We also assumed that mapping signals to one of the 11 standard GICS (Global Industry Classification Standard) would be specific enough for stock selection. We re scoped stock selection to S&P 500 constituents only, assuming sufficient sector coverage and liquidity.

Sentiment correlates with near term direction: We also took the Alpha Vantage news sentiment scores for selected stock that would complement return data in producing a useful recommendation.

Not all signals are trustworthy: We later took into consideration and implemented the fact that all inputs are NOT valid with the help of a reliability score letting the user know how reliable the output is.

Accomplishments (that we're proud of)

Full end-to-end pipeline: By splitting work effectively, we were able to connect NLP signal extraction with real market data, sentiment analysis, visualizing, and AI-generated recommendations and chat assistance in one seamless workflow within a short timeframe.

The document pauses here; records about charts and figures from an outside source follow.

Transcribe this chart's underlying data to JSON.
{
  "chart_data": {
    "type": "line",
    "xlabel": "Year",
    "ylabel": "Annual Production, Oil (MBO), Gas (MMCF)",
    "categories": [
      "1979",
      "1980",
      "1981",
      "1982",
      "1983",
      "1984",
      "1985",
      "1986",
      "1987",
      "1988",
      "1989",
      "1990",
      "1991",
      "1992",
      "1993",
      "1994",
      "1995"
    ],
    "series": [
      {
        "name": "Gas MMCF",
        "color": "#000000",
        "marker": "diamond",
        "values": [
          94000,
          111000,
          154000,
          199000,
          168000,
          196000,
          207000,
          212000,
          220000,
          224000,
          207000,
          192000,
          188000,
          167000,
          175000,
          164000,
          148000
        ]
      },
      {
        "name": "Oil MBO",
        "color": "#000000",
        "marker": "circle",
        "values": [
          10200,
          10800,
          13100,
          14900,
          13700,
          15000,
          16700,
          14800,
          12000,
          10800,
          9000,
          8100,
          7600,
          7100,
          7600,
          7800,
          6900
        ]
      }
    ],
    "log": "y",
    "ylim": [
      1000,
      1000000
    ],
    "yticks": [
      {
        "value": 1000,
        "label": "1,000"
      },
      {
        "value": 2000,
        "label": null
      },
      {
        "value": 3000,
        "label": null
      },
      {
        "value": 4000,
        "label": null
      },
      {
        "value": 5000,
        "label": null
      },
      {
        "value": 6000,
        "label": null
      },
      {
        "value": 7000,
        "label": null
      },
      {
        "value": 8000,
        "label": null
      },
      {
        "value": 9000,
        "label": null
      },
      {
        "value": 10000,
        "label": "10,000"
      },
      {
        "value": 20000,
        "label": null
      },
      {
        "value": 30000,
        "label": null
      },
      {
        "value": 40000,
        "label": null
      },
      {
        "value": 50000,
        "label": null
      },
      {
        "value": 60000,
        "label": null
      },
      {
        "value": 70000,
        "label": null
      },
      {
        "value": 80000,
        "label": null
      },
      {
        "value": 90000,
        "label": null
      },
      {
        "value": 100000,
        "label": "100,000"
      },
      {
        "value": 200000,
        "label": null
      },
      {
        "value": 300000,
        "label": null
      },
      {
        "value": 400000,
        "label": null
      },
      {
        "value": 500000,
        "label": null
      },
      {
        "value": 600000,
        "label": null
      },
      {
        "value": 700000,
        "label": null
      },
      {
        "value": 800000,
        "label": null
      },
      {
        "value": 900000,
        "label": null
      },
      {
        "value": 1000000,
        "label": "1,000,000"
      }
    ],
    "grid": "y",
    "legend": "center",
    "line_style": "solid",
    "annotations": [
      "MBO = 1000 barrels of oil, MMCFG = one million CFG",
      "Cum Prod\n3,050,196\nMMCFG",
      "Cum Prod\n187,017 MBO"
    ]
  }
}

Designing persona-based financial analysis: Allowing users to interpret the same data through different investment philosophies (inspired by Ray Dalio and Warren Buffett) made the system both educational and engaging.

Designing for maximum accessibility: By leveraging ElevenLabs for including Text-to-Speech and Speech-to-Text, our website is able to improve its user experience by making it more interactive and accessible.

Reliability scoring for extracted signals: This helped prevent unrealistic or misleading inputs from producing misleading recommendations and added a layer of transparency to the system.

What we learned

How to leverage multiple AI and financial data services: This project required working with multiple APIs, including Gemini, Massive, and Alpha Vantage. Learning how to integrate all of these together into one seamless website was a steep learning curve, but this knowledge goes a long way to preparing each of us in working with more advanced APIs in the future.

The challenges of extracting reliable signals from natural language: Even powerful models like Gemini can struggle with ambiguous or speculative inputs, which reinforced the importance of validation mechanisms like reliability scoring.

Balancing technical complexity with usability: It is important to consider that technical complexity does not always equate to a good UX/usability. Therefore, we had to decide early on which technologies we needed, and which ones were stretch goals. Although we all were motivated to pursue complex technologies, ultimately we decided it was to the best of our end users’ interests to not over-complicate the tech stack.

What's next for SIGIL?

Expand beyond the S&P 500: Future versions could analyze mid-cap and international stocks, enabling broader market coverage.

Add portfolio-level recommendations: Instead of suggesting individual stocks, SIGIL could generate diversified portfolios aligned with the user’s risk tolerance and investment horizon.

Enhance real-time data analysis: Integrating live market feeds and faster caching mechanisms would reduce latency and make recommendations more responsive.